The histogram above shows the distribution of spreads across NFL games, where negative X values correspond to the away team being favored and positive X values representing a favored home team. The right side of the histogram is much denser, which confirms the numbers in the table above which shows home teams are favored more than away teams. Additionally, the boxplot on the right shows the median spread for underdogs in games lost vs. games won, which shows that underdogs clearly win more games when the spread is not as large. Also, we can see that the biggest underdog any winner has been is about 17.5 points.
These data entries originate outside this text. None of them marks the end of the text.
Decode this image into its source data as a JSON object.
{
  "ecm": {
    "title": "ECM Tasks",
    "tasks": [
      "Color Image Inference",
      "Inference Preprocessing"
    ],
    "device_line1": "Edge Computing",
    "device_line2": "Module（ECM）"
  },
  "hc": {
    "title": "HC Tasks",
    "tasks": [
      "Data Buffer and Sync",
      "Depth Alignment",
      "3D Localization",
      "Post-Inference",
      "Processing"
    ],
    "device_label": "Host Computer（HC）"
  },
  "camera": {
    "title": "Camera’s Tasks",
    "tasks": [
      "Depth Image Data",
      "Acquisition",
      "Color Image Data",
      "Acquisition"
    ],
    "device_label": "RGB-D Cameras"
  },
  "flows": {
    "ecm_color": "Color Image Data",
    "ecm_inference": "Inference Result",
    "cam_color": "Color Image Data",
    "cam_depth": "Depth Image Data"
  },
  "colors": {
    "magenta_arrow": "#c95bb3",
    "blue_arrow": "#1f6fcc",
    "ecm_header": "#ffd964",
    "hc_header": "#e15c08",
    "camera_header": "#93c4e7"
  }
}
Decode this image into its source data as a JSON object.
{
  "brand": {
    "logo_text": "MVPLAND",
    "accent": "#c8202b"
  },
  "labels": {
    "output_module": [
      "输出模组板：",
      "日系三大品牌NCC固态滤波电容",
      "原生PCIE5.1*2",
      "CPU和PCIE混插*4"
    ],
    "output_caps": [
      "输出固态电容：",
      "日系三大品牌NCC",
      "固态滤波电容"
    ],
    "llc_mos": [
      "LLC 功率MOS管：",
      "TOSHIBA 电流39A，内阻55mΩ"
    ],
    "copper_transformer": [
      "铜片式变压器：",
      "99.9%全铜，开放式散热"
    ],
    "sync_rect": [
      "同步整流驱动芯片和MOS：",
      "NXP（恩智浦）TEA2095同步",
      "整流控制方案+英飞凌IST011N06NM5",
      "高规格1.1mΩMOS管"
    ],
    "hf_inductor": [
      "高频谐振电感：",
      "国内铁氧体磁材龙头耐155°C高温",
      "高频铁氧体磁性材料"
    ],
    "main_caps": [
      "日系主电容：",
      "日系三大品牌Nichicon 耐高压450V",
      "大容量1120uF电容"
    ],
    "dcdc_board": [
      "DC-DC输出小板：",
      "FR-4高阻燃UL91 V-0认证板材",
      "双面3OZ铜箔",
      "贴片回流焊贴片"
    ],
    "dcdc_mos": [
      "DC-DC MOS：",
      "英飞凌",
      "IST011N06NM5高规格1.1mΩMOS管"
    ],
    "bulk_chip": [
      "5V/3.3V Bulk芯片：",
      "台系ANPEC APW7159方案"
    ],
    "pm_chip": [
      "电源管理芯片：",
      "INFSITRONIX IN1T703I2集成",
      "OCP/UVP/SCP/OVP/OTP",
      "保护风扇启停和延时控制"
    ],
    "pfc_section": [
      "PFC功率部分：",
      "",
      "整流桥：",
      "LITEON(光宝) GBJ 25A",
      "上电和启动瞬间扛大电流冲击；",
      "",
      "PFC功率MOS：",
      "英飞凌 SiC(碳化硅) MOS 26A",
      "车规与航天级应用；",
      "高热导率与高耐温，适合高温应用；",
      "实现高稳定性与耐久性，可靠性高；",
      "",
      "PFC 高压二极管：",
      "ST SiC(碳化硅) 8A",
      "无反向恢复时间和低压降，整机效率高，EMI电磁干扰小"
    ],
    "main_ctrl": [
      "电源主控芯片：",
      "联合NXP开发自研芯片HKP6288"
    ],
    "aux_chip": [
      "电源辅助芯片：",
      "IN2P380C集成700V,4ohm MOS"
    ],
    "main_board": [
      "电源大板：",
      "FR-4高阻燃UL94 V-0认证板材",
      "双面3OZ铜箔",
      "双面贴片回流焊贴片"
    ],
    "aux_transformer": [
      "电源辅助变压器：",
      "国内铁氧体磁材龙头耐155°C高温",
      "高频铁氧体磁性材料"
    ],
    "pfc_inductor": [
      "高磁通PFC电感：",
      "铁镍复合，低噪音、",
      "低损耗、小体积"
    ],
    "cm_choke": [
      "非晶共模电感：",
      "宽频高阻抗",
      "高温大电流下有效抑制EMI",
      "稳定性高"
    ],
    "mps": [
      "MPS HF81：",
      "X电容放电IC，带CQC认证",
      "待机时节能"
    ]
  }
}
While non-winning underdogs have spreads that approach 30, we can see from this graph that every team who was expected to lose by 18 or more ended up losing the game.
The above graphs show the probability of an upset in playoff games and divisional games. As we can see, the probability of an upset is higher when the game occurs in the playoffs as opposed to the regular season. However, the probability of an upset is lower when the game occurs between two divisional opponents.
The bar graphs on the top represent the probability of an upset for
teams playing against cold teams, while the graphs on the bottom
represent the probability of an upset playing against dome teams. As we
can see on the top, underdogs are the most likely to win when they are
at home after week 13 and playing against a cold team, while the
probability of an upset is about the same before week 13. While the
graphs on the bottom don’t show us much about
opp_dome_team
, we can see that home underdogs playing dome
teams after Week 13 perform slightly better than away underdogs while
home underdogs playing dome teams before week 13 actually perform worse
than away underdogs. This clearly highlights my proposed interaction
between opp_dome_team
and late_season
as the
probability of an upset is higher for home teams late in the season but
higher for away teams early in the season.